Software piracy is a double-edged sword. It allows potential customers to try before they buy, empowers legitimate customers to bypass DRM (or get the game for free as a fuck-you to the publisher for their shitty malware), can function as a replacement when (and this is another DRM-related issue) a legitimate customer runs out of "copies" or "installs", and helps to ensure that only people who both want to and are financially able to support the developers are compelled to do so. Russians, Chinese, and poor people for the most part won't pay $30-60 a pop for computer and video games, meaning that such "lost sales" were never sales to begin with.

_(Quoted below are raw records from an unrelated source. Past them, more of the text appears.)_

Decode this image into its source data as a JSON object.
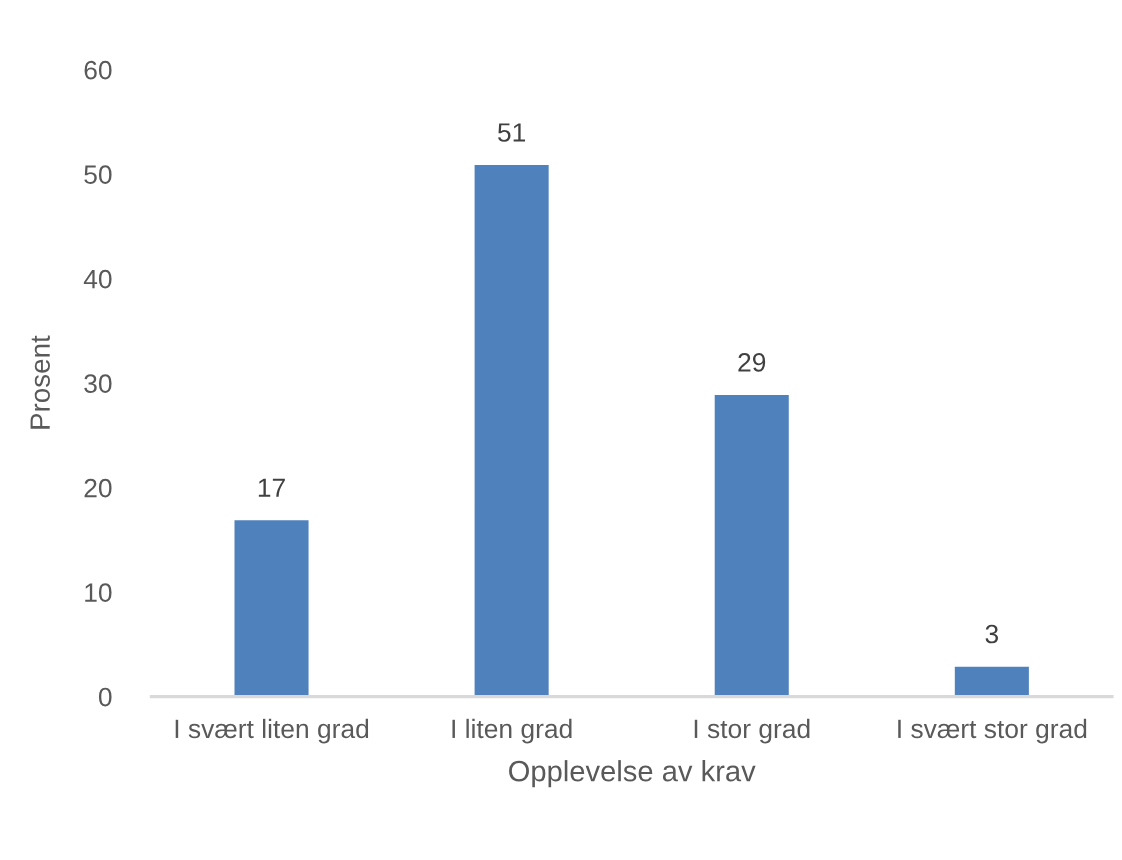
{
  "chart_data": {
    "type": "bar",
    "xlabel": "Opplevelse av krav",
    "ylabel": "Prosent",
    "categories": [
      "I svært liten grad",
      "I liten grad",
      "I stor grad",
      "I svært stor grad"
    ],
    "values": [
      17,
      51,
      29,
      3
    ],
    "color": "#4f81bd",
    "ylim": [
      0,
      60
    ],
    "yticks": [
      0,
      10,
      20,
      30,
      40,
      50,
      60
    ],
    "data_labels": true
  }
}
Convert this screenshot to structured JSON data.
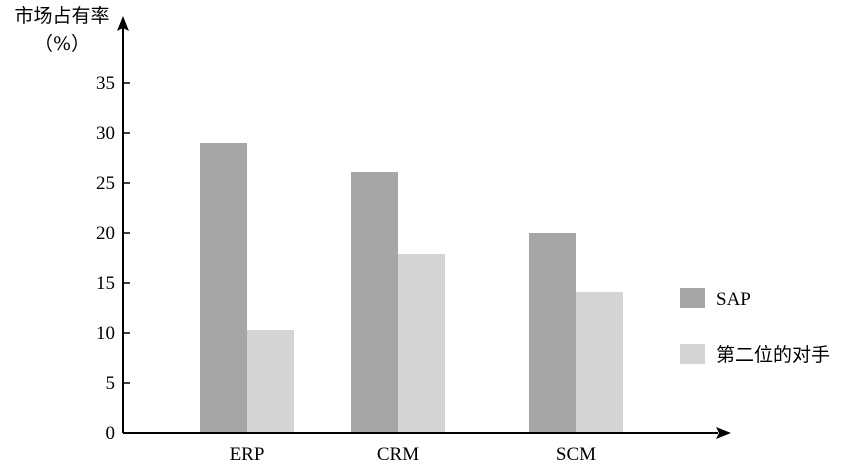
{
  "chart_data": {
    "type": "bar",
    "title": "",
    "xlabel": "",
    "ylabel": "市场占有率",
    "ylabel_unit": "（%）",
    "categories": [
      "ERP",
      "CRM",
      "SCM"
    ],
    "series": [
      {
        "name": "SAP",
        "values": [
          29,
          26.1,
          20
        ],
        "color": "#a6a6a6"
      },
      {
        "name": "第二位的对手",
        "values": [
          10.3,
          17.9,
          14.1
        ],
        "color": "#d4d4d4"
      }
    ],
    "yticks": [
      0,
      5,
      10,
      15,
      20,
      25,
      30,
      35
    ],
    "ylim": [
      0,
      40
    ],
    "grid": false,
    "legend_position": "right"
  }
}
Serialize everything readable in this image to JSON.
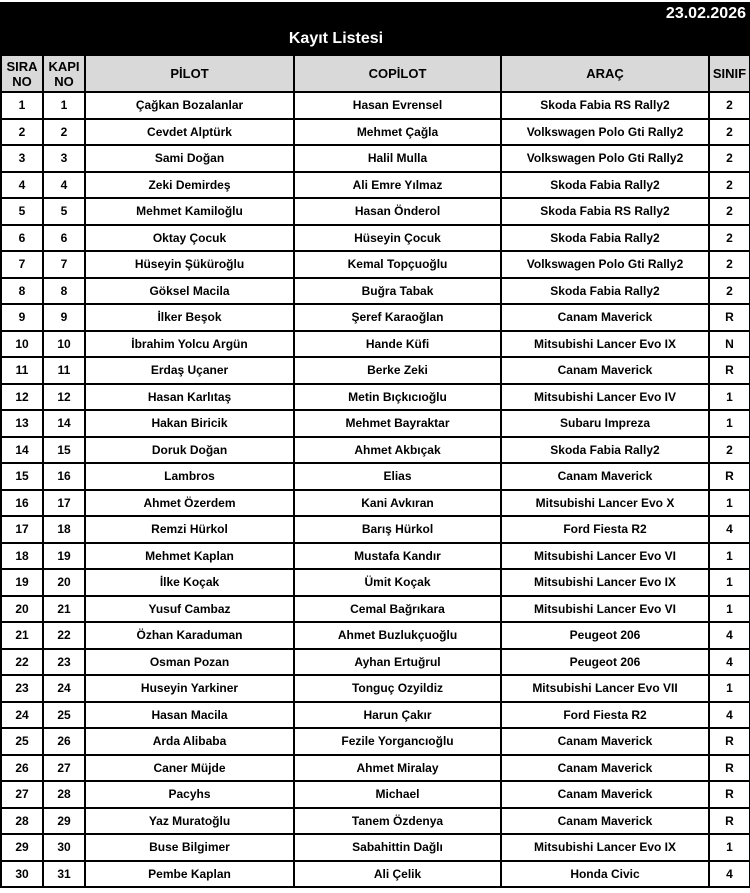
{
  "header": {
    "date": "23.02.2026",
    "title": "Kayıt Listesi"
  },
  "columns": {
    "sira_1": "SIRA",
    "sira_2": "NO",
    "kapi_1": "KAPI",
    "kapi_2": "NO",
    "pilot": "PİLOT",
    "copilot": "COPİLOT",
    "arac": "ARAÇ",
    "sinif": "SINIF"
  },
  "rows": [
    [
      "1",
      "1",
      "Çağkan Bozalanlar",
      "Hasan Evrensel",
      "Skoda Fabia RS Rally2",
      "2"
    ],
    [
      "2",
      "2",
      "Cevdet Alptürk",
      "Mehmet Çağla",
      "Volkswagen Polo Gti Rally2",
      "2"
    ],
    [
      "3",
      "3",
      "Sami Doğan",
      "Halil Mulla",
      "Volkswagen Polo Gti Rally2",
      "2"
    ],
    [
      "4",
      "4",
      "Zeki Demirdeş",
      "Ali Emre Yılmaz",
      "Skoda Fabia Rally2",
      "2"
    ],
    [
      "5",
      "5",
      "Mehmet Kamiloğlu",
      "Hasan Önderol",
      "Skoda Fabia RS Rally2",
      "2"
    ],
    [
      "6",
      "6",
      "Oktay Çocuk",
      "Hüseyin Çocuk",
      "Skoda Fabia Rally2",
      "2"
    ],
    [
      "7",
      "7",
      "Hüseyin Şükürоğlu",
      "Kemal Topçuoğlu",
      "Volkswagen Polo Gti Rally2",
      "2"
    ],
    [
      "8",
      "8",
      "Göksel Macila",
      "Buğra Tabak",
      "Skoda Fabia Rally2",
      "2"
    ],
    [
      "9",
      "9",
      "İlker Beşok",
      "Şeref Karaoğlan",
      "Canam Maverick",
      "R"
    ],
    [
      "10",
      "10",
      "İbrahim Yolcu Argün",
      "Hande Küfi",
      "Mitsubishi Lancer Evo IX",
      "N"
    ],
    [
      "11",
      "11",
      "Erdaş Uçaner",
      "Berke Zeki",
      "Canam Maverick",
      "R"
    ],
    [
      "12",
      "12",
      "Hasan Karlıtaş",
      "Metin Bıçkıcıoğlu",
      "Mitsubishi Lancer Evo IV",
      "1"
    ],
    [
      "13",
      "14",
      "Hakan Biricik",
      "Mehmet Bayraktar",
      "Subaru Impreza",
      "1"
    ],
    [
      "14",
      "15",
      "Doruk Doğan",
      "Ahmet Akbıçak",
      "Skoda Fabia Rally2",
      "2"
    ],
    [
      "15",
      "16",
      "Lambros",
      "Elias",
      "Canam Maverick",
      "R"
    ],
    [
      "16",
      "17",
      "Ahmet Özerdem",
      "Kani Avkıran",
      "Mitsubishi Lancer Evo X",
      "1"
    ],
    [
      "17",
      "18",
      "Remzi Hürkol",
      "Barış Hürkol",
      "Ford Fiesta R2",
      "4"
    ],
    [
      "18",
      "19",
      "Mehmet Kaplan",
      "Mustafa Kandır",
      "Mitsubishi Lancer Evo VI",
      "1"
    ],
    [
      "19",
      "20",
      "İlke Koçak",
      "Ümit Koçak",
      "Mitsubishi Lancer Evo IX",
      "1"
    ],
    [
      "20",
      "21",
      "Yusuf Cambaz",
      "Cemal Bağrıkara",
      "Mitsubishi Lancer Evo VI",
      "1"
    ],
    [
      "21",
      "22",
      "Özhan Karaduman",
      "Ahmet Buzlukçuoğlu",
      "Peugeot 206",
      "4"
    ],
    [
      "22",
      "23",
      "Osman Pozan",
      "Ayhan Ertuğrul",
      "Peugeot 206",
      "4"
    ],
    [
      "23",
      "24",
      "Huseyin Yarkiner",
      "Tonguç Ozyildiz",
      "Mitsubishi Lancer Evo VII",
      "1"
    ],
    [
      "24",
      "25",
      "Hasan Macila",
      "Harun Çakır",
      "Ford Fiesta R2",
      "4"
    ],
    [
      "25",
      "26",
      "Arda Alibaba",
      "Fezile Yorgancıoğlu",
      "Canam Maverick",
      "R"
    ],
    [
      "26",
      "27",
      "Caner Müjde",
      "Ahmet Miralay",
      "Canam Maverick",
      "R"
    ],
    [
      "27",
      "28",
      "Pacyhs",
      "Michael",
      "Canam Maverick",
      "R"
    ],
    [
      "28",
      "29",
      "Yaz Muratoğlu",
      "Tanem Özdenya",
      "Canam Maverick",
      "R"
    ],
    [
      "29",
      "30",
      "Buse Bilgimer",
      "Sabahittin Dağlı",
      "Mitsubishi Lancer Evo IX",
      "1"
    ],
    [
      "30",
      "31",
      "Pembe Kaplan",
      "Ali Çelik",
      "Honda Civic",
      "4"
    ]
  ]
}
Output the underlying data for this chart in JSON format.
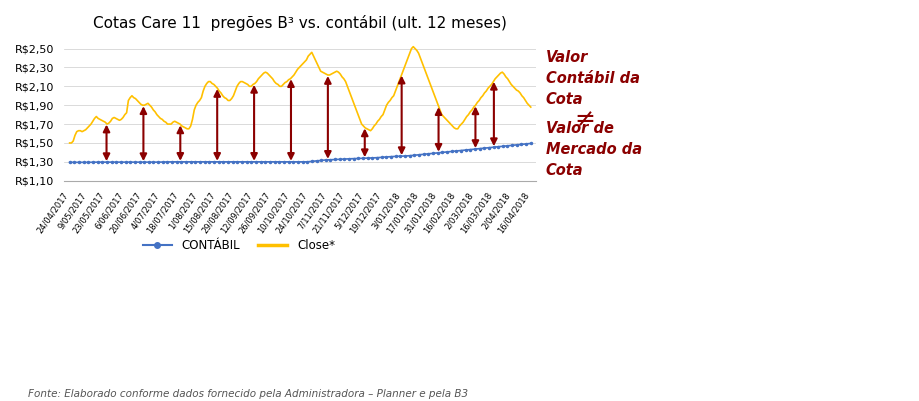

On the other hand, I'm sure there are quite a few people who can well afford to purchase a game, but who will pirate it anyway just because they can—not because it's a bad game, nor because it's too expensive, nor because of DRM, nor for any other "just" reason, but simply to save money that they can then spend on additional luxury items for themselves. These people are scumbags. If you enjoy the game, support what the developers are doing, can afford to pay, are buying a product free of shitty DRM, yet choose to steal anyway... you're human garbage. ESPECIALLY if you try to justify your behavior somehow.
Personally, I don't pirate computer games. If I dislike the developer, the publisher, and/or their methods or DRM, I don't play the game. Period. Everything else I buy, which means that I occasionally buy a bad game... which I hate to do, not because it cost me money but because, in a small way, I encouraged the development of additional bad games.
Really, what software developers need to do is plan for sales to customers who are both willing and able to support them. Squealing and crying about massive piracy by the legion of people who are unable or unwilling to pay doesn't do any good, nor does DRM do any good, unless the game in question is always-online multiplayer (and not even then really, since private servers can likely be made).